News for the Multiple Sclerosis Community

February 18, 2010

We've previously reported on imaging and surgical results suggesting that impaired blood drainage from the CNS is associated with MS (chronic cerebrospinal venous insufficiency, or CCSVI). One of the criticisms of this work is that it was conducted at a single center using ultrasound, a technique which can produce varying results across operators. So there have been calls for replication of this study, and as a result several centers have stepped up to answer these calls.

One of these centers, based at the University of Buffalo, has gotten off to a fast start and is reporting preliminary results from an imaging study that evaluated 500 people (MS subjects and controls). Participants in this study (Combined Transcranial and Extracranial Venous Doppler Evaluation (CTEVD)) were imaged with both Doppler ultrasound and MRI. These preliminary results showed that 56% of the MS subjects and 22% of the controls met two of the five criteria developed to confirm CCSVI. These results were not quite as striking as the original results presented by Dr. Zamboni, which showed complete association of CCSVI with MS. However, they certainly are strong enough to compel further investigation in this area.

This preliminary report only gave a glimpse into the findings from this study; full results will be revealed at the next American Academy of Neurology meeting in April.

The first-line MS therapies (interferon beta and glatiramer acetate) have the benefit of long track records and good safety profiles, but they're not effective in everyone. Many of those who start one of these drugs but go on to have further relapses wind up switching therapies. However, another potential option is to add on another drug that might have a synergistic effect with the MS therapy. Recently two studies were reported that tested this strategy in people with MS who had tried interferon-beta but continued to have disease activity.

The CHOICE study was a 24-week, multi-center study that evaluated adding daclizumab to IFN-beta in people with MS. Daclizumab is a drug that is used to prevent rejection of transplanted tissues. It controls T cell expansion by binding to the CD25 molecule; this molecule is expressed by T cells and helps transmit signals that initiate cell division. In this study, 230 people who had been taking IFN-beta but who still had disease activity were randomized to added-on high-dose daclizumab, low-dose daclizumab, or placebo. The primary outcome of reducing the development of new or enlarged enhancing lesions was met, with the high-dose daclizumab group having on average only 1.32 of these events over the 24 weeks vs. 4.75 for the placebo group. This difference may be related to a 7-8 times increase in a type of immune cell called "CD56bright natural killer cells" for the daclizumab recipients vs. the placebo group. New trials to further evaluate daclizumab in MS are currently underway.
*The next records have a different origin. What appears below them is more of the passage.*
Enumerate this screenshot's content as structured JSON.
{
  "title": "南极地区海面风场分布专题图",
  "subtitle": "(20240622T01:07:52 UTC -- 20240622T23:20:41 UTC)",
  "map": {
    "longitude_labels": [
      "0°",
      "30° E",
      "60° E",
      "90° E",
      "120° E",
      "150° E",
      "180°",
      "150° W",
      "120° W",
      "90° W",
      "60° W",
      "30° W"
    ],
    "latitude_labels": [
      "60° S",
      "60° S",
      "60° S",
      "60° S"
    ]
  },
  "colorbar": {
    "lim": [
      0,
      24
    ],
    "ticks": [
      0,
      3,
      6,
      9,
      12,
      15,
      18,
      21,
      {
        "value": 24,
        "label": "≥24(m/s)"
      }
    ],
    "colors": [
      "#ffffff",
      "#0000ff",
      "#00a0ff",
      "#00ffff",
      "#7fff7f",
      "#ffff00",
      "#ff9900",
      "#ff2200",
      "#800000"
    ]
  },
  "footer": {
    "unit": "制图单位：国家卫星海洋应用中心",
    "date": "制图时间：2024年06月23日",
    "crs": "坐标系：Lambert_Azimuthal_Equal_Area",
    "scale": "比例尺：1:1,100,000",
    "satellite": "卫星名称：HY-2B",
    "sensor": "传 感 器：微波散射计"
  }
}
The ACTIVE trial studied adding on statins (namely, atorvastatin or Lipitor) to IFN-beta in people who had also been on IFN-beta for a while but continued to have relapses or new lesions. 45 people were randomized to IFN-beta plus statin (20 mg/day) or placebo and followed for 24 months. At the end of the study, the statin group had a significant reduction in enhancing lesions and relapses compared with baseline values, whereas the placebo group also had reductions in these measures but they were not significant. Other trials have assessed the impact of statins on MS before, with mixed results. Although this study was small in terms of numbers, it had the longest duration of any MS statin trial to date. A previous small study produced evidence that IFN-beta plus higher doses of atorvastatin may aggravate MS, but the ACTIVE study results showed the oppostive effect; this difference may be due to dose.